Melihat situasi yang memprihatinkan ini, sejumlah organisasi masyarakat sipil membentuk Tim Advokasi Kekerasan terhadap Perempuan dan Anak di Sultra. Tim ini bekerja secara swadaya menyusun kertas posisi yang memuat sejumlah rekomendasi strategis untuk pencegahan dan penanganan kasus.
“Dengan adanya kertas posisi ini, diharapkan kebijakan yang diambil dapat lebih terarah, berbasis bukti, dan memiliki dampak nyata dalam meningkatkan kesejahteraan serta perlindungan bagi perempuan dan anak di wilayah Sultra,” ujar Yustina Fendrita, juru bicara tim advokasi.
Sebagai tindak lanjut, kertas posisi itu diserahkan kepada DPRD Sultra pada Kamis (8/5/2025). Dokumen tersebut diterima langsung oleh Wakil Ketua DPRD Sultra, Hj Hasmawati, dan dilanjutkan dengan dialog bersama anggota dewan.

Sejumlah anggota perempuan DPRD Sultra seperti Isyatin Syam, Harmawati, Rosni, dan Hartini turut hadir dalam dialog tersebut. Mereka menyatakan keprihatinan terhadap tingginya kasus kekerasan terhadap perempuan dan anak serta menyatakan kesiapan untuk terlibat aktif dalam upaya penanganan.
“Kami sangat prihatin dengan kondisi kekerasan perempuan dan anak yang terus saja mengalami peningkatan. Ini tentu penting untuk kita perjuangkan bersama-sama agar permasalahan ini bisa diatasi,” ujar Hasmawati.
Dalam dialog tersebut, disepakati bahwa DPRD Sultra akan mendorong revisi peraturan daerah terkait perlindungan perempuan dan anak. Pembahasan teknis akan dilanjutkan melalui rapat khusus.

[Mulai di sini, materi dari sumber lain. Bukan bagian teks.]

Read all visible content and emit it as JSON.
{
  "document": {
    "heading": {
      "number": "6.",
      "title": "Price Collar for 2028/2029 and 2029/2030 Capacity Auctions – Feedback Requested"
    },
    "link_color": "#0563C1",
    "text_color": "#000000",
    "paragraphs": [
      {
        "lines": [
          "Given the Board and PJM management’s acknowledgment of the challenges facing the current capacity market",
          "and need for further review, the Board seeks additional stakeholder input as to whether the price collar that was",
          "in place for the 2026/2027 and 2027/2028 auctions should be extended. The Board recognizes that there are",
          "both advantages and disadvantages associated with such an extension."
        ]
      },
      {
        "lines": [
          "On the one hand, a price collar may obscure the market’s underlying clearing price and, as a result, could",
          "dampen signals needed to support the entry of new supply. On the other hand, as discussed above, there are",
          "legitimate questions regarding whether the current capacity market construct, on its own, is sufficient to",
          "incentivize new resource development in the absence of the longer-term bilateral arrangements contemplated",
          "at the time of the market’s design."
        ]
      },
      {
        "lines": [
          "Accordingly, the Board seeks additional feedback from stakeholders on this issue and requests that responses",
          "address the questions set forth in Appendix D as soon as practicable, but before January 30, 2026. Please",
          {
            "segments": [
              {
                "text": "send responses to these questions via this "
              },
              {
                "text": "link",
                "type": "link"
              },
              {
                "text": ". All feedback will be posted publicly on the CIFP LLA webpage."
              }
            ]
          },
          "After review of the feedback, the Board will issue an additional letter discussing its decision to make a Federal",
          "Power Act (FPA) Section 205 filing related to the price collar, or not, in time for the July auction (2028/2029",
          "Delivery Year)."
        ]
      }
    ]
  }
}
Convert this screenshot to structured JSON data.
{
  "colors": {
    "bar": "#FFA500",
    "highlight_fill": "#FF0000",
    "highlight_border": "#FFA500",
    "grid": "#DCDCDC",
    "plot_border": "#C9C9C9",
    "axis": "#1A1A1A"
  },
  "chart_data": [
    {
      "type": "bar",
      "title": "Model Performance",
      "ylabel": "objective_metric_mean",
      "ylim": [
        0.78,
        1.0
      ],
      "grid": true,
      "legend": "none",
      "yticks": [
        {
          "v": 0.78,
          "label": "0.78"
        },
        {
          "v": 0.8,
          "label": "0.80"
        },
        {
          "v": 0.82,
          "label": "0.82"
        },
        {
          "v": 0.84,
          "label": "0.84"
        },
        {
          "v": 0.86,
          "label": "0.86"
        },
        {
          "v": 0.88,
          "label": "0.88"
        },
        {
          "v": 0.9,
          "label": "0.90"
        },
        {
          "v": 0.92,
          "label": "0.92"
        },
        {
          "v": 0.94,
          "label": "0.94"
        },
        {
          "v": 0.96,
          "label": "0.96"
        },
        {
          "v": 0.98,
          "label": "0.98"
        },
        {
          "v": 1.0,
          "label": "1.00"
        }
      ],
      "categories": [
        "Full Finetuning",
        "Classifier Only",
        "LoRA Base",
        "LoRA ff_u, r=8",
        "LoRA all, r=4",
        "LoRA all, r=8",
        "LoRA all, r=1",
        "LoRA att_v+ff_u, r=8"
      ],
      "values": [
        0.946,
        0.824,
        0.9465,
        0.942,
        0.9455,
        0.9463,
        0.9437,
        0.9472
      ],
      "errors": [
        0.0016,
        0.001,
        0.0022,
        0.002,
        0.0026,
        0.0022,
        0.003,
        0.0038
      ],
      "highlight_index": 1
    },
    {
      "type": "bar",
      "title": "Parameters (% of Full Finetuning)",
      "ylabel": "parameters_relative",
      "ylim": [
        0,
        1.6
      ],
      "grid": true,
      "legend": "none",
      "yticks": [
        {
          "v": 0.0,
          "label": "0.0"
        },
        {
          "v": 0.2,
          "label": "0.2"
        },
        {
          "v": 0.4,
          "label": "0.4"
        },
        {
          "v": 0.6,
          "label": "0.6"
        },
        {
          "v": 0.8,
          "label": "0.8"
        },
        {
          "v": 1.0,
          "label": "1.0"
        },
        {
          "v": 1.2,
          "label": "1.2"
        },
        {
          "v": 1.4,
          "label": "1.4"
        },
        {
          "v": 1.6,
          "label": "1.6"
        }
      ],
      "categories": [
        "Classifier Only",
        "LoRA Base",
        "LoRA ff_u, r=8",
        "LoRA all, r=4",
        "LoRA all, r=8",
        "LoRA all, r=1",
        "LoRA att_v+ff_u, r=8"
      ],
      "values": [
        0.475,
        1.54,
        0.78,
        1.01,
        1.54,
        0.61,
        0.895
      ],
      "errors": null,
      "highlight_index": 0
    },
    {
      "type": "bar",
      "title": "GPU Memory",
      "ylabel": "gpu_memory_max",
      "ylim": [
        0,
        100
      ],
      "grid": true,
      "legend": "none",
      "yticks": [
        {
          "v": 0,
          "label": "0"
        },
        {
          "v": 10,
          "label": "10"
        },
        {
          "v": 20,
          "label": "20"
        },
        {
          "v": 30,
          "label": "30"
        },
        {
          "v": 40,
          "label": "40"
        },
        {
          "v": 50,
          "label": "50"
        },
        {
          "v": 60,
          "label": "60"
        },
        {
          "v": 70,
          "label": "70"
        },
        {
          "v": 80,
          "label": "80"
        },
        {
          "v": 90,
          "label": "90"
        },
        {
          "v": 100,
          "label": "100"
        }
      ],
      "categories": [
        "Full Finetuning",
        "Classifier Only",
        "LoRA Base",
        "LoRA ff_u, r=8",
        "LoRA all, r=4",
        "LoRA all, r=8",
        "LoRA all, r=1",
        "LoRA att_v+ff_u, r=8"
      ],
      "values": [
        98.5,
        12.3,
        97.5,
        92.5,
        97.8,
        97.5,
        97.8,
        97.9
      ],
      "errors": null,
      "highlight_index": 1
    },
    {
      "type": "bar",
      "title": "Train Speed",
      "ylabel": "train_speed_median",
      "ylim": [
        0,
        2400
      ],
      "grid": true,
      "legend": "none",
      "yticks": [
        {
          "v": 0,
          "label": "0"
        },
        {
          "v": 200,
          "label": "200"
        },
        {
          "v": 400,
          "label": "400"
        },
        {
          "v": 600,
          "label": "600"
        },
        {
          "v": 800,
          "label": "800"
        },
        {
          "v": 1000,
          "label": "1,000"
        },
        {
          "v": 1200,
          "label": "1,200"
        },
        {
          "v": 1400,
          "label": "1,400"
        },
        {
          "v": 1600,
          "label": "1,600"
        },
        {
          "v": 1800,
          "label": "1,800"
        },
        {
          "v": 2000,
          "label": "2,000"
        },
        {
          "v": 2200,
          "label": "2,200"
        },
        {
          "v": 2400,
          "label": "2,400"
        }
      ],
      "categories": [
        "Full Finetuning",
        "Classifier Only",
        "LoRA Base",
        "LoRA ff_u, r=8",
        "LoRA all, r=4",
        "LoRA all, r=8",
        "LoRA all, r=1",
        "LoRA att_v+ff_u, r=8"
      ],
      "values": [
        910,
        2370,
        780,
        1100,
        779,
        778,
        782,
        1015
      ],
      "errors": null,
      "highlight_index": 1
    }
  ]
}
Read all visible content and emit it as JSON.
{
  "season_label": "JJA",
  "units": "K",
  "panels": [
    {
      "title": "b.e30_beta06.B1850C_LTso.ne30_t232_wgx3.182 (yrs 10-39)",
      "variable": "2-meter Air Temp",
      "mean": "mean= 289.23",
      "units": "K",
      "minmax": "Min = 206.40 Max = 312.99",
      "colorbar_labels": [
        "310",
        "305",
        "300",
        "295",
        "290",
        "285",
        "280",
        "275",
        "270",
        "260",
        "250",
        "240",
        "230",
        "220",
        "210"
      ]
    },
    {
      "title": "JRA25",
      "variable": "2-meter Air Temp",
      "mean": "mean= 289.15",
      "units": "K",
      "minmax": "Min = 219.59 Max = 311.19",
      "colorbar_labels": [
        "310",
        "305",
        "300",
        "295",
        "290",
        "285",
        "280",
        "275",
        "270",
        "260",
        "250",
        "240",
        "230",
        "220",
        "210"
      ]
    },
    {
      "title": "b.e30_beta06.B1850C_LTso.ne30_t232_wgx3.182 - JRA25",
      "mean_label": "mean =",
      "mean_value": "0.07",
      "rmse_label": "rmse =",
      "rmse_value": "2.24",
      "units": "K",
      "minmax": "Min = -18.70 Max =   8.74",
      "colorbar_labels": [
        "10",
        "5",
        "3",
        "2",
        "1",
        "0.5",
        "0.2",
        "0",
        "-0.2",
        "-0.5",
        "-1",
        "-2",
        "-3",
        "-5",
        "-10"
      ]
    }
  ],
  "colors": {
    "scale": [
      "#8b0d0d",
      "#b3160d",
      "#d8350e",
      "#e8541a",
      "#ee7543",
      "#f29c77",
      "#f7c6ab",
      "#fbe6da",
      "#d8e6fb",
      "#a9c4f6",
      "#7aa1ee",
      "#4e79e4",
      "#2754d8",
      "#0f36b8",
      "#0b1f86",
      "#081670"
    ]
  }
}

DPRD juga menyatakan komitmennya untuk menggelar pertemuan rutin dengan para pemerhati isu perempuan dan anak yang tergabung dalam tim advokasi. Hal ini dimaksudkan agar proses evaluasi dan tindak lanjut atas rekomendasi berjalan secara berkelanjutan.
Adapun organisasi masyarakat sipil yang tergabung dalam Tim Advokasi Kekerasan terhadap Perempuan dan Anak di Sultra antara lain Rumpun Perempuan Sultra (RPS), Forhati Sultra, Aliansi Jurnalis Independen (AJI) Kota Kendari, Lambu Ina Sultra, Jaringan Perempuan Pesisir, dan Aisyiyah Sultra.